Ignacio Bermúdez de Castro
Ignacio Bermúdez de Castro PASOS SIN HUELLAS

OPINIÓN

18 ago 2015 . Actualizado a las 05:00 h.

La onubense Carolina Marín se ha proclamado por segundo año consecutivo campeona del mundo de bádminton. En un deporte dominado por los asiáticos, es la primera europea que lo consigue. Un orgullo para el deporte español, y sobre todo un ejemplo para cierta parte de nuestros jóvenes que hacen del botellón su pasatiempo predilecto.

A sus 22 años, con un tesón y una fortaleza mental impropia de su edad, con absoluta certeza logrará que cientos de niños intenten emularla y se alejen del litro y medio de ron o de ginebra semanales que ya estaban esperándoles a la vuelta de la esquina. Chicos así son los que necesita la sociedad actual.
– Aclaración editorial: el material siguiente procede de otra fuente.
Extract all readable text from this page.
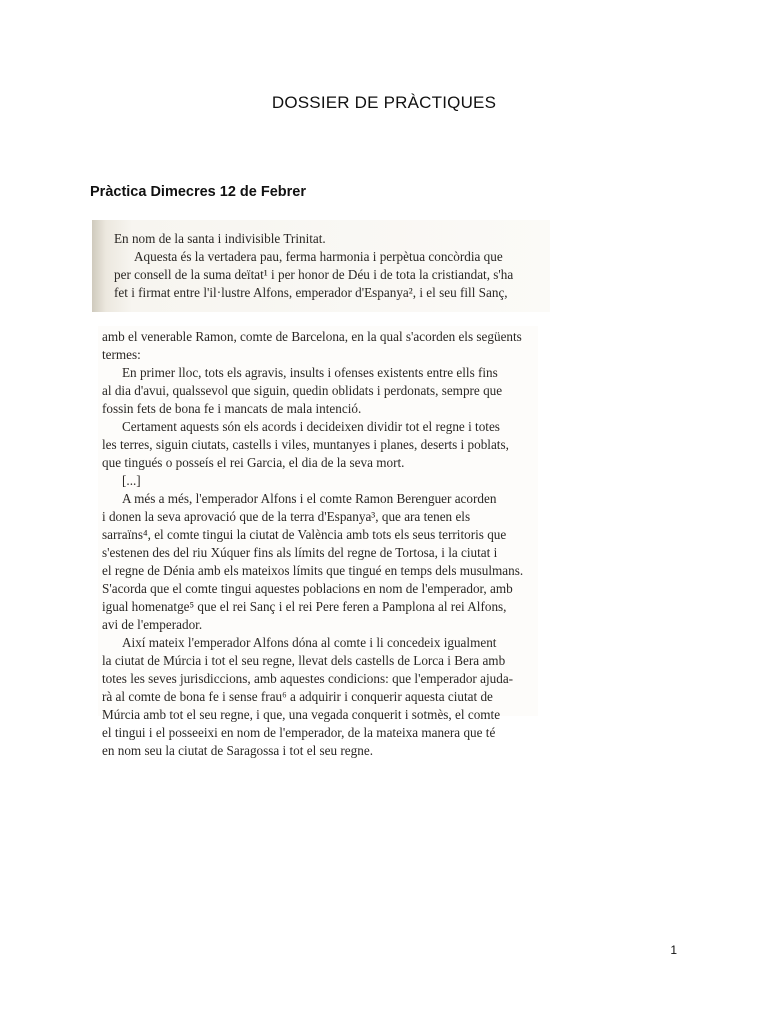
DOSSIER DE PRÀCTIQUES
Pràctica Dimecres 12 de Febrer
En nom de la santa i indivisible Trinitat.
Aquesta és la vertadera pau, ferma harmonia i perpètua concòrdia que
per consell de la suma deïtat¹ i per honor de Déu i de tota la cristiandat, s'ha
fet i firmat entre l'il·lustre Alfons, emperador d'Espanya², i el seu fill Sanç,
amb el venerable Ramon, comte de Barcelona, en la qual s'acorden els següents
termes:
En primer lloc, tots els agravis, insults i ofenses existents entre ells fins
al dia d'avui, qualssevol que siguin, quedin oblidats i perdonats, sempre que
fossin fets de bona fe i mancats de mala intenció.
Certament aquests són els acords i decideixen dividir tot el regne i totes
les terres, siguin ciutats, castells i viles, muntanyes i planes, deserts i poblats,
que tingués o posseís el rei Garcia, el dia de la seva mort.
[...]
A més a més, l'emperador Alfons i el comte Ramon Berenguer acorden
i donen la seva aprovació que de la terra d'Espanya³, que ara tenen els
sarraïns⁴, el comte tingui la ciutat de València amb tots els seus territoris que
s'estenen des del riu Xúquer fins als límits del regne de Tortosa, i la ciutat i
el regne de Dénia amb els mateixos límits que tingué en temps dels musulmans.
S'acorda que el comte tingui aquestes poblacions en nom de l'emperador, amb
igual homenatge⁵ que el rei Sanç i el rei Pere feren a Pamplona al rei Alfons,
avi de l'emperador.
Així mateix l'emperador Alfons dóna al comte i li concedeix igualment
la ciutat de Múrcia i tot el seu regne, llevat dels castells de Lorca i Bera amb
totes les seves jurisdiccions, amb aquestes condicions: que l'emperador ajuda-
rà al comte de bona fe i sense frau⁶ a adquirir i conquerir aquesta ciutat de
Múrcia amb tot el seu regne, i que, una vegada conquerit i sotmès, el comte
el tingui i el posseeixi en nom de l'emperador, de la mateixa manera que té
en nom seu la ciutat de Saragossa i tot el seu regne.
1
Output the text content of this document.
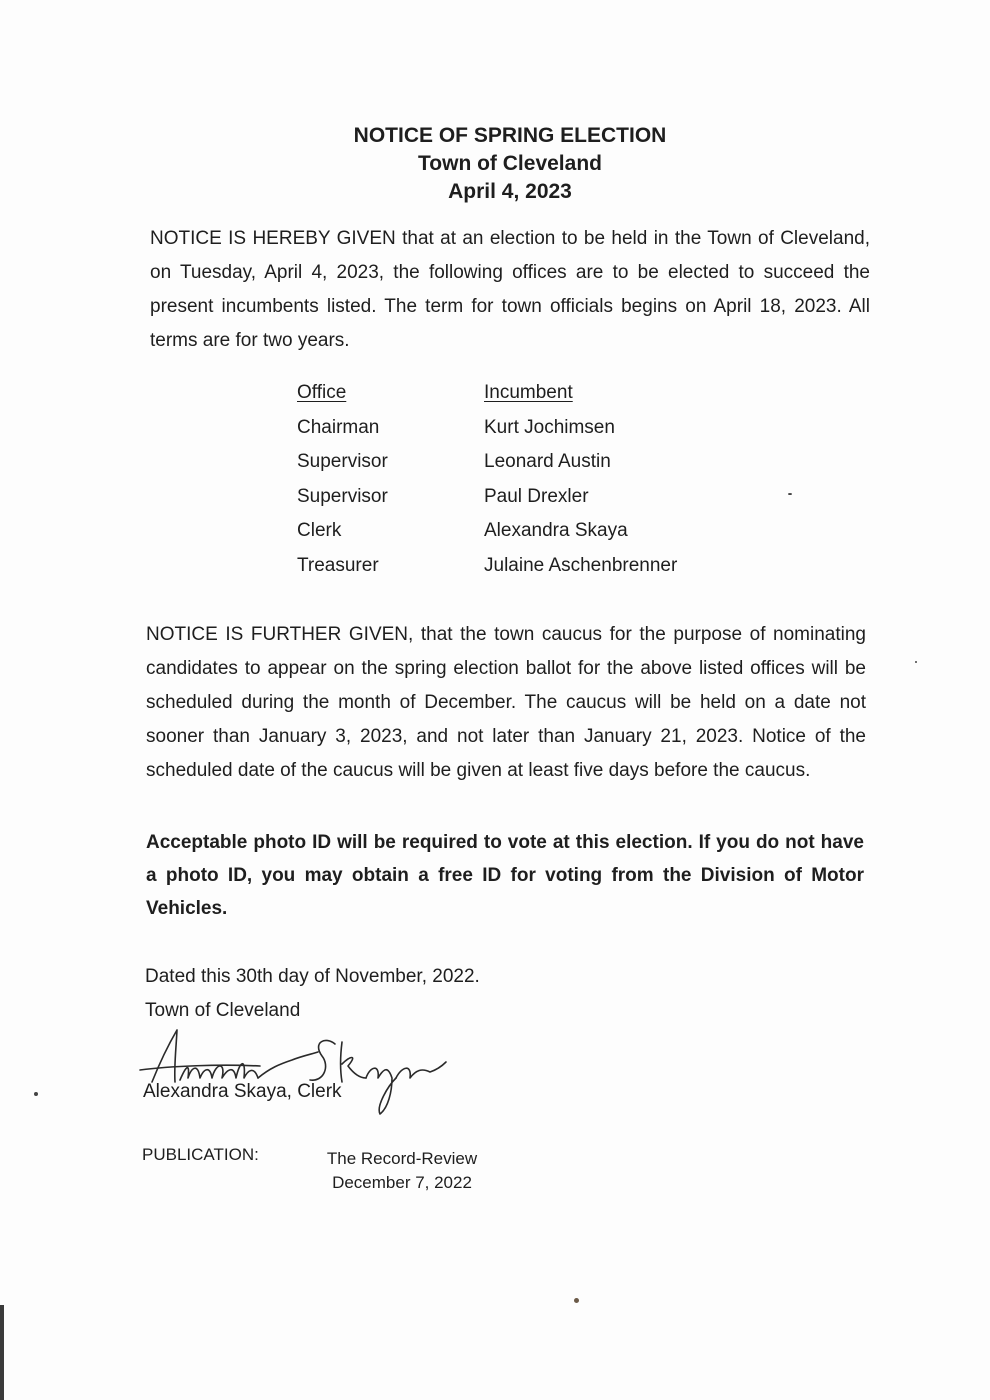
NOTICE OF SPRING ELECTION
Town of Cleveland
April 4, 2023
NOTICE IS HEREBY GIVEN that at an election to be held in the Town of Cleveland, on Tuesday, April 4, 2023, the following offices are to be elected to succeed the present incumbents listed. The term for town officials begins on April 18, 2023. All terms are for two years.
Office	Incumbent
Chairman	Kurt Jochimsen
Supervisor	Leonard Austin
Supervisor	Paul Drexler
Clerk	Alexandra Skaya
Treasurer	Julaine Aschenbrenner
NOTICE IS FURTHER GIVEN, that the town caucus for the purpose of nominating candidates to appear on the spring election ballot for the above listed offices will be scheduled during the month of December. The caucus will be held on a date not sooner than January 3, 2023, and not later than January 21, 2023. Notice of the scheduled date of the caucus will be given at least five days before the caucus.
Acceptable photo ID will be required to vote at this election. If you do not have a photo ID, you may obtain a free ID for voting from the Division of Motor Vehicles.
Dated this 30th day of November, 2022.
Town of Cleveland
Alexandra Skaya, Clerk
PUBLICATION:	The Record-Review
December 7, 2022
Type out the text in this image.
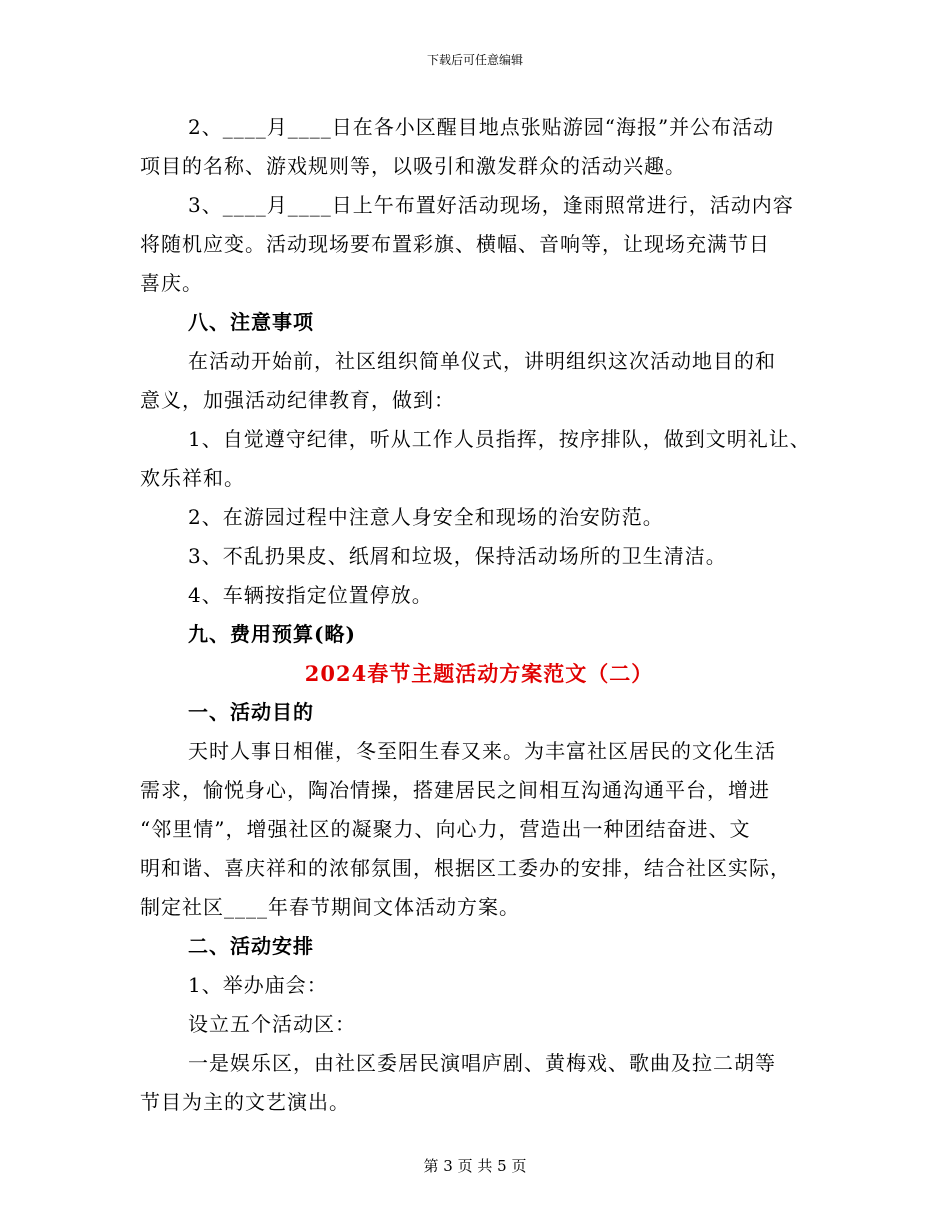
下载后可任意编辑
2、____月____日在各小区醒目地点张贴游园“海报”并公布活动
项目的名称、游戏规则等，以吸引和激发群众的活动兴趣。
3、____月____日上午布置好活动现场，逢雨照常进行，活动内容
将随机应变。活动现场要布置彩旗、横幅、音响等，让现场充满节日
喜庆。
八、注意事项
在活动开始前，社区组织简单仪式，讲明组织这次活动地目的和
意义，加强活动纪律教育，做到：
1、自觉遵守纪律，听从工作人员指挥，按序排队，做到文明礼让、
欢乐祥和。
2、在游园过程中注意人身安全和现场的治安防范。
3、不乱扔果皮、纸屑和垃圾，保持活动场所的卫生清洁。
4、车辆按指定位置停放。
九、费用预算(略)
2024春节主题活动方案范文（二）
一、活动目的
天时人事日相催，冬至阳生春又来。为丰富社区居民的文化生活
需求，愉悦身心，陶冶情操，搭建居民之间相互沟通沟通平台，增进
“邻里情”，增强社区的凝聚力、向心力，营造出一种团结奋进、文
明和谐、喜庆祥和的浓郁氛围，根据区工委办的安排，结合社区实际，
制定社区____年春节期间文体活动方案。
二、活动安排
1、举办庙会：
设立五个活动区：
一是娱乐区，由社区委居民演唱庐剧、黄梅戏、歌曲及拉二胡等
节目为主的文艺演出。
第 3 页 共 5 页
Su contribución a una juventud más sana, que practique deportes y se aleje del alcohol y las drogas es, si cabe, todavía más importante que el éxito deportivo alcanzado por nuestra compatriota.

Carolina ha conseguido una proeza al alcance de muy pocos, pero también se debe sentir tremendamente orgullosa de la función social que ha llevado a cabo con su gesta: conseguir que miles de niños y adolescentes opten por no salir las noches de los fines de semanas con la única intención de machacarse el hígado debido a que su partido de bádminton les exige el máximo rendimiento. Ya se sabe. Noches de desenfreno, mañanas de ibuprofeno. Enhorabuena, campeona.